ECLI:NL:TADRARL:2023:395 Raad van Discipline Arnhem-Leeuwarden 23-790/AL/NN

ECLI: ECLI:NL:TADRARL:2023:395
Datum uitspraak: 21-12-2023
Datum publicatie: 15-02-2024
Zaaknummer(s): 23-790/AL/NN
Onderwerp: Ontvankelijkheid van de klacht, subonderwerp: Klachten waarbij klager geen belang heeft
Beslissingen: Voorzittersbeslissing
Inhoudsindicatie: Voorzittersbeslissing. De voorzitter verklaart een klacht kennelijk niet-ontvankelijk wegens gebrek aan rechtstreeks belang.

Beslissing van de voorzitter van de Raad van Discipline in het ressort Arnhem-Leeuwarden van 21 december 2023
in de zaak 23-790/AL/NN
naar aanleiding van de klacht van:

klager
over
verweerder

De plaatsvervangend voorzitter van de raad van discipline (hierna ook: de voorzitter) heeft kennisgenomen van de brief van de deken van de Orde van Advocaten in het arrondissement Noord-Nederland (hierna: de deken) van 15 november 2023 met kenmerk 2023 KNN129 / 2273186.

1 FEITEN
Voor de beoordeling van de klacht gaat de voorzitter, gelet op het klachtdossier, uit van de volgende feiten.
1.1 Klager is niet door verweerder bijgestaan.
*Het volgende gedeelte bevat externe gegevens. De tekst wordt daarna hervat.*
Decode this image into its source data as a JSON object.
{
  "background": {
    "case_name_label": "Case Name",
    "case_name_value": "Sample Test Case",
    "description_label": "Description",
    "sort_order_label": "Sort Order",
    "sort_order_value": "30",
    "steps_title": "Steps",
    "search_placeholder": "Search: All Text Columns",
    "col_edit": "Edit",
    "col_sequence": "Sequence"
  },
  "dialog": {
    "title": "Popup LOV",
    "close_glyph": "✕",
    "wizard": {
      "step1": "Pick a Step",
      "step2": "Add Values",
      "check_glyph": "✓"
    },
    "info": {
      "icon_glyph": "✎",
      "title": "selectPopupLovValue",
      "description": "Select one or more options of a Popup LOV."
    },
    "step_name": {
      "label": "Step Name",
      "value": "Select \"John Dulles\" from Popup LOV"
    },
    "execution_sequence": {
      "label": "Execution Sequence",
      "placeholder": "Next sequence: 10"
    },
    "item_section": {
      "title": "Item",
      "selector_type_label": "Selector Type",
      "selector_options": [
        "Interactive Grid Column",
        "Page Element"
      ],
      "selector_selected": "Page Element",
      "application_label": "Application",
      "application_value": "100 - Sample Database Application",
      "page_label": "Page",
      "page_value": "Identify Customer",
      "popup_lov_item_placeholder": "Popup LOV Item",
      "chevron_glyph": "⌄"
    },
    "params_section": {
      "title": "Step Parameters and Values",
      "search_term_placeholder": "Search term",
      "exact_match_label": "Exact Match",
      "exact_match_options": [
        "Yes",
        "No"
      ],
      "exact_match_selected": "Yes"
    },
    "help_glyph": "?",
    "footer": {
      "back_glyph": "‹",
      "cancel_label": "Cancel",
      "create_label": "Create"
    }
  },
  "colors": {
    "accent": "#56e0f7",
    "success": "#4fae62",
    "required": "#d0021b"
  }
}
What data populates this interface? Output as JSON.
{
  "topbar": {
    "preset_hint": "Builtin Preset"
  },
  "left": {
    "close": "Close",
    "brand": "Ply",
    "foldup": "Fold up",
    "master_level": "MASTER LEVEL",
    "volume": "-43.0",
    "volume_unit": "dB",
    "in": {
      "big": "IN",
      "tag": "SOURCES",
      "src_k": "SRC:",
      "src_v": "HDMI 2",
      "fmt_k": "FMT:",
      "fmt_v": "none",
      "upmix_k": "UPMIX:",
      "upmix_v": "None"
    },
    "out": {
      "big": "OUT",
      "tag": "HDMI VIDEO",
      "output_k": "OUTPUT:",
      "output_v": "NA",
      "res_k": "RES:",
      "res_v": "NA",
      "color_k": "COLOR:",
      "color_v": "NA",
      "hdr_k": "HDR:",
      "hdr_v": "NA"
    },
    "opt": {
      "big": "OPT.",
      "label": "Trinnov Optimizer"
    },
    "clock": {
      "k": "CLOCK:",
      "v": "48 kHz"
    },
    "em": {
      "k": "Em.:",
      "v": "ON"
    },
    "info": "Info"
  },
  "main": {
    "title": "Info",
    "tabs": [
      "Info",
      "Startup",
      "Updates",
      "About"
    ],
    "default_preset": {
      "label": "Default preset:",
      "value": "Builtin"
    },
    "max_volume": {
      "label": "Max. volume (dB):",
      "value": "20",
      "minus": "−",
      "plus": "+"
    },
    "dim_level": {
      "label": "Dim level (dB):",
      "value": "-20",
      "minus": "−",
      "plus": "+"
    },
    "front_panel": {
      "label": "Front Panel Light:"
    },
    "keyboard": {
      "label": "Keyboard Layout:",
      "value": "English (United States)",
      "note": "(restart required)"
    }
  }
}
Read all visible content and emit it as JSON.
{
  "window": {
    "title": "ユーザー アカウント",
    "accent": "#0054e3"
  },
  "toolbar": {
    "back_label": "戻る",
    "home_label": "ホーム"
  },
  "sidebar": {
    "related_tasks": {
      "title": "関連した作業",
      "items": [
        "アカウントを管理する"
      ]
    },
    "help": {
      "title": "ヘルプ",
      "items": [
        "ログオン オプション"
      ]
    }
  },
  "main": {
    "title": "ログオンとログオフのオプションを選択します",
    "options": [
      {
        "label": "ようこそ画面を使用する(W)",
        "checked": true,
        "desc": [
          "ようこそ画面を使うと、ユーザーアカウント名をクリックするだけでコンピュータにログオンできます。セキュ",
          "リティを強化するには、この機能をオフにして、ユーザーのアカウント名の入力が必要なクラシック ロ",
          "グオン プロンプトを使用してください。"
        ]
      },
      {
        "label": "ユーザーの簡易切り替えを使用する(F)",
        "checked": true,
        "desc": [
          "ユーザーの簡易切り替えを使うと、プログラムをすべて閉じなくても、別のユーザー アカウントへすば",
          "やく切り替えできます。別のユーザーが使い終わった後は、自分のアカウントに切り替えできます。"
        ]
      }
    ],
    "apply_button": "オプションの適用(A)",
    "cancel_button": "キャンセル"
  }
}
Verweerder heeft als advocaat ook niet tegen klager opgetreden.
1.2 Op 9 oktober 2023 heeft klager bij de deken een klacht ingediend over verweerder.

2 KLACHT
2.1 Klager heeft de volgende klacht over verweerder bij de deken ingediend:

“Het advocatenkantoor van [advocatenkantoor waar verweerder werkzaam is] is niet instaat aan te geven van wanneer tot wanneer de periode is die de rechter heeft uitgesproken. Dit advocaten kantoor is niet instaat een gesprek te voeren over een strafrecht zaak. Iedere keer wordt door verwezen naar MK27 en MK27 verwijst weer terug. Het is lekker makkelijk van het kastje naar de muur sturen.”

3 VERWEER
3.1 Verweerder heeft tegen de klacht verweer gevoerd. Verweerder heeft aangevoerd dat hij klager niet kent en hem - voor zover hij weet - nooit heeft gesproken. Verder heeft verweerder betoogd dat het hem niet duidelijk is wat de inhoud van de klacht is.

4 BEOORDELING
4.1 Uitgangspunt is dat het in de Advocatenwet voorziene recht om een klacht in te dienen tegen een advocaat niet aan eenieder toekomt, maar slechts aan degene die door het handelen of nalaten waarover wordt geklaagd rechtstreeks in zijn belang is of kan worden getroffen. Uit het klachtdossier - waaronder de klachtbrief van klager - dat de raad van de deken heeft ontvangen, blijkt niet wat klager verweerder verwijt. Niet is vast komen te staan dat verweerder klager in een zaak heeft bijgestaan of (namens een cliënt) tegen klager heeft opgetreden. Vanwege die onduidelijkheid is ook niet gebleken dat klager rechtstreeks in zijn belang is of kan worden getroffen. Het voorgaande betekent dat de klacht geen verdere inhoudelijke bespreking behoeft. De voorzitter verklaart klager kennelijk niet-ontvankelijk in zijn klacht.

BESLISSING
De voorzitter verklaart: klager in zijn klacht kennelijk niet-ontvankelijk.

Aldus beslist door mr. G.F. van den Berg, plaatsvervangend voorzitter, bijgestaan door mr. W.B. Kok als griffier en uitgesproken in het openbaar op 21 december 2023.